By Lydia Caldera and Natalie Walter
AMOS Health & Hope Development and Communications Coordinators
Read this story and many others in the
2016 Annual Report!
Patricia José Salazar is 44 years old and lives with her 2 children and her sister in Nejapa, the semi-urban community in Managua where AMOS is based.
She has been a Nejapa community health educator – or consejera in Spanish – since November of 2015.
Patricia has always had a dream to be trained in palliative care, and it is for this reason that she was interested in becoming a consejera when she was invited to a training by her church, and learned more about AMOS’ work. “Sometimes,” Patricia explained, “people don’t treat the elders very well, because they are at the end of their lives. But that is exactly the time when they need the most love and attention.”
Patricia’s love for the elderly was born from her own life experiences of seeing elderly people in her life who needed support. Patricia and her family used rent a room from another family and one of the men in the house was elderly and suffered from Parkinson’s disease. “He couldn’t shower or eat by himself,” Patricia explained. “When he tried, the food would fall off of the spoon.” It was difficult for Patricia to watch what he went through. “The owners of the house dismissed all of his difficulties, and I saw the man cry many times over his children’s indifference to him.” The experience of this family touched Patricia and contributed to her desire to serve.
Patricia and her family would also live through very difficult times.Five years ago, Patricia’s husband passed away. Two years later, her son passed away, and then her mother-in-law. Patricia fell into depression. She lost her appetite, stopped taking care of herself, and didn’t want to leave the house, preferring to be alone.

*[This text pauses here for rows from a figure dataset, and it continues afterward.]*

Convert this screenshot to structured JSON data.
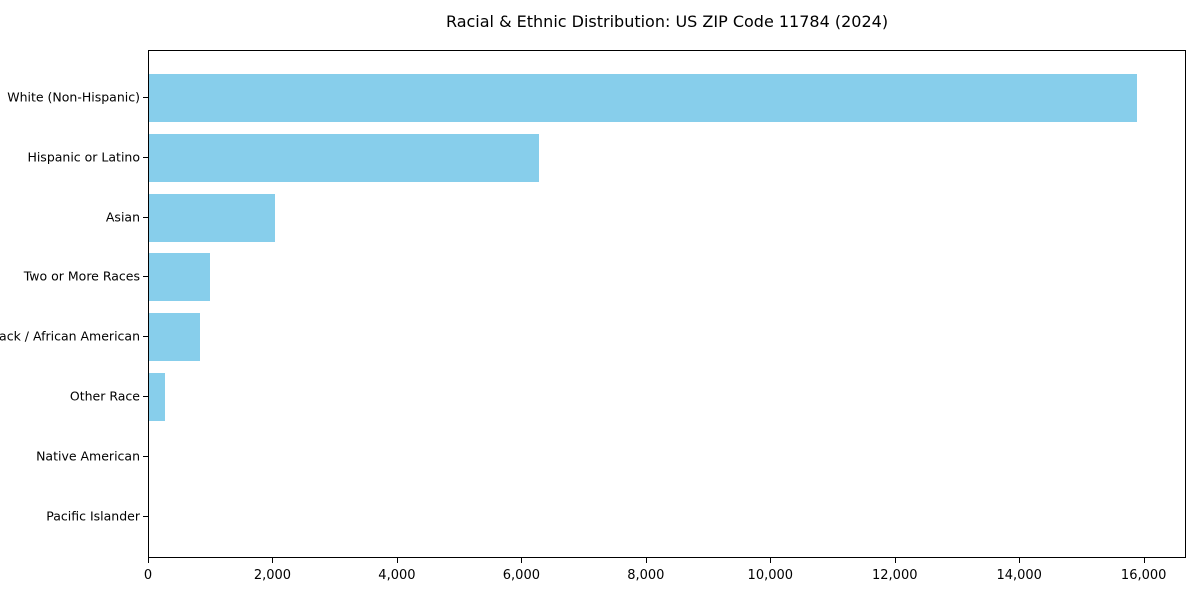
{
  "chart_data": {
    "type": "bar",
    "orientation": "horizontal",
    "title": "Racial & Ethnic Distribution: US ZIP Code 11784 (2024)",
    "categories": [
      "White (Non-Hispanic)",
      "Hispanic or Latino",
      "Asian",
      "Two or More Races",
      "Black / African American",
      "Other Race",
      "Native American",
      "Pacific Islander"
    ],
    "values": [
      15880,
      6260,
      2030,
      975,
      815,
      250,
      0,
      0
    ],
    "xlabel": "",
    "ylabel": "",
    "xlim": [
      0,
      16680
    ],
    "xticks": [
      0,
      2000,
      4000,
      6000,
      8000,
      10000,
      12000,
      14000,
      16000
    ],
    "xtick_labels": [
      "0",
      "2,000",
      "4,000",
      "6,000",
      "8,000",
      "10,000",
      "12,000",
      "14,000",
      "16,000"
    ],
    "bar_color": "#87CEEB",
    "axis_color": "#000000",
    "text_color": "#000000",
    "background": "#FFFFFF",
    "grid": false,
    "legend": null
  }
}
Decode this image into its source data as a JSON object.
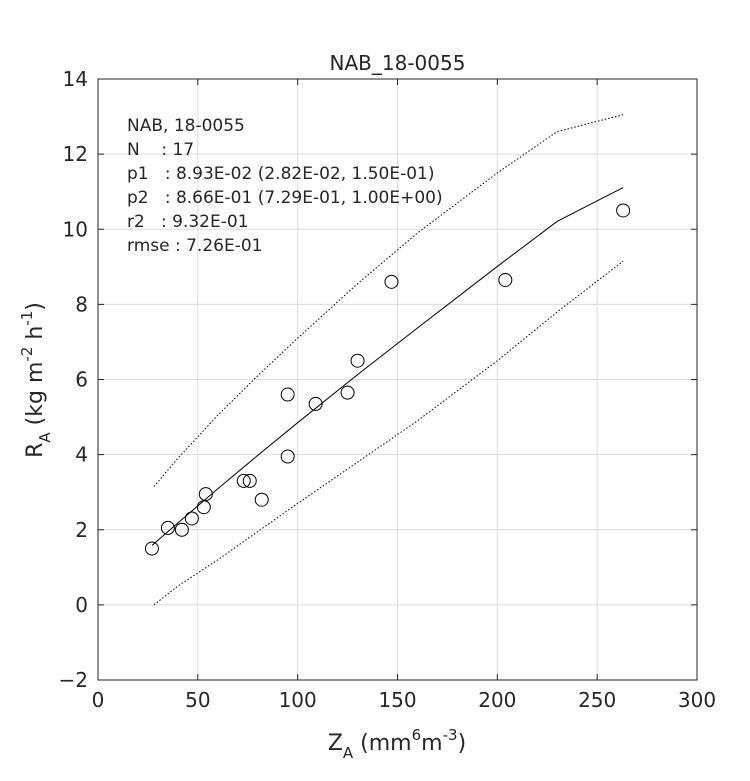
{
  "chart_data": {
    "type": "scatter",
    "title": "NAB_18-0055",
    "xlabel": {
      "main": "Z",
      "sub": "A",
      "unit_open": " (mm",
      "sup1": "6",
      "mid": "m",
      "sup2": "-3",
      "close": ")"
    },
    "ylabel": {
      "main": "R",
      "sub": "A",
      "unit_open": " (kg m",
      "sup1": "-2",
      "mid": " h",
      "sup2": "-1",
      "close": ")"
    },
    "xlim": [
      0,
      300
    ],
    "ylim": [
      -2,
      14
    ],
    "xticks": [
      0,
      50,
      100,
      150,
      200,
      250,
      300
    ],
    "yticks": [
      -2,
      0,
      2,
      4,
      6,
      8,
      10,
      12,
      14
    ],
    "grid": true,
    "annotation": [
      "NAB, 18-0055",
      "N    : 17",
      "p1   : 8.93E-02 (2.82E-02, 1.50E-01)",
      "p2   : 8.66E-01 (7.29E-01, 1.00E+00)",
      "r2   : 9.32E-01",
      "rmse : 7.26E-01"
    ],
    "points": [
      {
        "x": 27,
        "y": 1.5
      },
      {
        "x": 35,
        "y": 2.05
      },
      {
        "x": 42,
        "y": 2.0
      },
      {
        "x": 47,
        "y": 2.3
      },
      {
        "x": 53,
        "y": 2.6
      },
      {
        "x": 54,
        "y": 2.95
      },
      {
        "x": 73,
        "y": 3.3
      },
      {
        "x": 76,
        "y": 3.3
      },
      {
        "x": 82,
        "y": 2.8
      },
      {
        "x": 95,
        "y": 3.95
      },
      {
        "x": 95,
        "y": 5.6
      },
      {
        "x": 109,
        "y": 5.35
      },
      {
        "x": 125,
        "y": 5.65
      },
      {
        "x": 130,
        "y": 6.5
      },
      {
        "x": 147,
        "y": 8.6
      },
      {
        "x": 204,
        "y": 8.65
      },
      {
        "x": 263,
        "y": 10.5
      }
    ],
    "fit_line": {
      "style": "solid",
      "x": [
        27,
        40,
        60,
        80,
        100,
        130,
        160,
        200,
        230,
        263
      ],
      "y": [
        1.58,
        2.18,
        3.09,
        3.98,
        4.85,
        6.13,
        7.37,
        9.01,
        10.21,
        11.11
      ]
    },
    "upper_bound": {
      "style": "dotted",
      "x": [
        28,
        40,
        60,
        80,
        100,
        130,
        160,
        200,
        230,
        263
      ],
      "y": [
        3.15,
        3.9,
        5.05,
        6.1,
        7.1,
        8.55,
        9.9,
        11.5,
        12.6,
        13.05
      ]
    },
    "lower_bound": {
      "style": "dotted",
      "x": [
        28,
        40,
        60,
        80,
        100,
        130,
        160,
        200,
        230,
        263
      ],
      "y": [
        0.0,
        0.5,
        1.2,
        1.95,
        2.7,
        3.8,
        4.9,
        6.5,
        7.8,
        9.15
      ]
    }
  }
}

However, Patricia sought the help she needed to recover from her depression, and then became a consejera to help others in her community.Her daughter and son are very happy to see her working as a consejera, and encourage her to get trained and continue engaging in community activities. It is fitting work for someone with such a heart for caring for others.

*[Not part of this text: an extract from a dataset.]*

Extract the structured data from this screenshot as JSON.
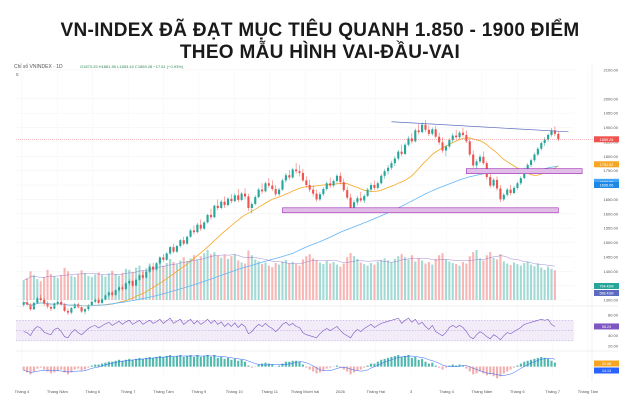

“When my mother in law was in agony,” Patricia explained, “I took care of her. I gave her baths, listened to her stories, read to her and gave her the special care she needed. She always said I was like a daughter to her.”
Patricia truly has a heart of service for elders. “My heart warms for the elderly. There is so much to learn from them, and they can be like children who need a lot of attention.”
This is why AMOS is so blessed that Patricia works with us as a consejera! Although Patricia had a dream to study palliative care, she couldn’t afford a paid course. But with AMOS, she found a way to learn about basic care for elders! Patricia has been trained to take vital signs like blood pressure, and to take blood samples to test blood sugar levels.
Every week, Patricia joins the Chronic Patients’ Support Group at AMOS’ Samaritan Clinic in Nejapa to help facilitate the activities alongside AMOS staff. And, Patricia makes sure to do home visits with our chronic patients to follow up on their health condition and how they’re doing.
She’s also dedicated the time to studying other topics and skills in which she can be of service to her community, such as Zika prevention, teen pregnancy, how to talk to young couples about contraceptive methods, and also nutrition and habits for a healthy lifestyle, such as exercising regularly.
“My heart is still mourning the loss of my husband and my son, but working for my community is making me feel useful and alive again,” Patricia told us.
She explained the importance of the consejeras to her community: “Before, there was no one to counsel and follow up on the vulnerable people in the community who needed health care. Now, people recognize me as consejera, and let me into their homes to talk about health promotion and disease prevention.”
And Patricia is excited for this work to continue. “I hope to keep learning to better serve my community,” she told us. “I want the elders to feel they are worthy and that we love them as our brothers and sisters, I want them to know we care and that they matter.”